On a donc affaire à un album accessible, fait de mélodies enfantines jouées au synthétiseur, d’un chant maitrisé, avec un beau timbre de voix médium même lorsqu’il se contente de réciter un texte sur des boucles. Le son est limpide et n’a rien d’agressif ni de distordu. On peut l’écouter en terrasse ou sur la plage derrière des lunettes de soleil par ce temps d’été.

L’album commence par Just Imagine, un titre qui n’est pas loin de Kraftwerk. C’est ultra-répétitif et la mélodie rentre bien dans la tête. Vient ensuite un titre avec des sons gargouillants de synthé, et une belle voix, qui porte le nom de Just A Little Piece Of Me. Nous aimons ! Things Like This, qui arrive en 3è sur ce disque, swingue terriblement pour de la musique électronique, on dirait un morceau des années 50-60 en version électronique. Plus expérimental est Spinning Coins And Wishing On Clovers, où Peter Kember récite un texte sur de l’ambiant, et ça passe, c’est captivant. Bon, peut-être parce que ce n’est pas comme ça sur tout l’album, non plus car tout le monde n’est pas prêt à écouter tout un album d’ambiant ou à pratiquer la relaxation par la musique, comme l’ont fait des chercheurs qui ont inspiré les Chill-Out des soirées techno qui permettaient au public de connaitre un moment de calme et aux consommateurs de drogues de récupérer.

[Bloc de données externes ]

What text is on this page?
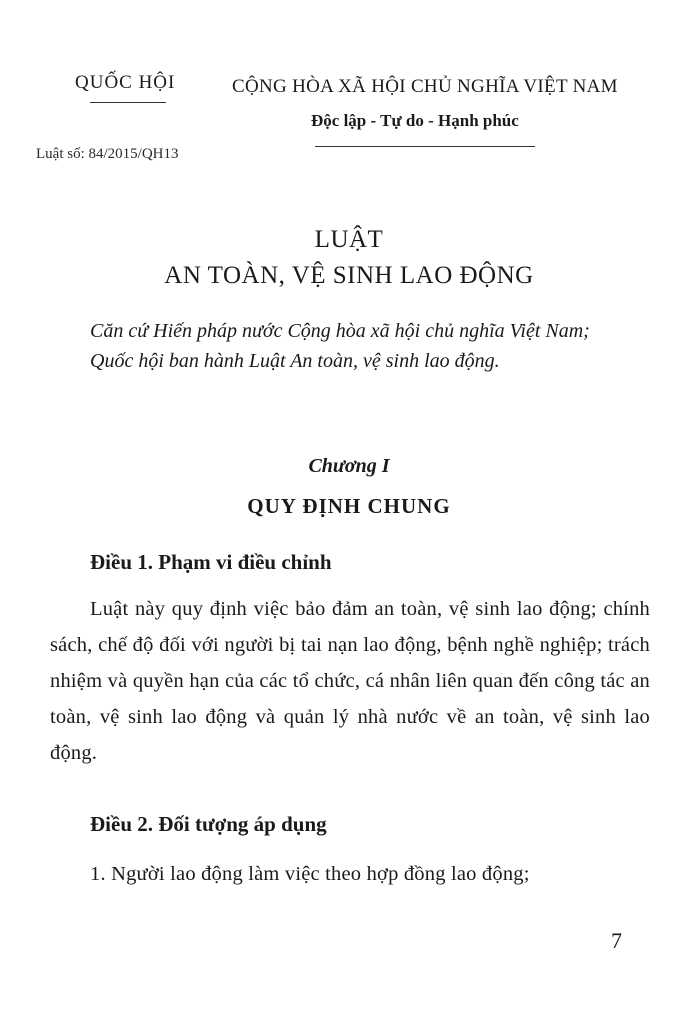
QUỐC HỘI	CỘNG HÒA XÃ HỘI CHỦ NGHĨA VIỆT NAM
Độc lập - Tự do - Hạnh phúc
Luật số: 84/2015/QH13
LUẬT
AN TOÀN, VỆ SINH LAO ĐỘNG

Căn cứ Hiến pháp nước Cộng hòa xã hội chủ nghĩa Việt Nam;

Quốc hội ban hành Luật An toàn, vệ sinh lao động.

Chương I
QUY ĐỊNH CHUNG
Điều 1. Phạm vi điều chỉnh

Luật này quy định việc bảo đảm an toàn, vệ sinh lao động; chính sách, chế độ đối với người bị tai nạn lao động, bệnh nghề nghiệp; trách nhiệm và quyền hạn của các tổ chức, cá nhân liên quan đến công tác an toàn, vệ sinh lao động và quản lý nhà nước về an toàn, vệ sinh lao động.

Điều 2. Đối tượng áp dụng

1. Người lao động làm việc theo hợp đồng lao động;

7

Le morceau On A Summer’s Day, de circonstance, est lui plus limite. Ses sonorités asiatiques le rendent un peu barré, un peu pénible sur la longueur. Voix au vocodeur, basse synthétique et mélodie lead, Tawkin Tekno, qui lui succède, sonne plus old-school, mais ça ne fait pas de mal de revenir en terrain connu. I Can See Light Bend, lui, renoue avec une certaine complexité, intriguant par l’enchevêtrement de textures triturées, sans céder à la facilité de rajouter des beats par-dessus. C’est superbe ! Avec I feel a Change Comin On, on revient à la manière du début, avec un côté plus rock, que ce soit dans le chant ou les sons utilisés. Au final, on obtient un album bigarré, en équilibre entre passé et présent. Un disque bilan, mais sans nostalgie ni hermétisme expérimental.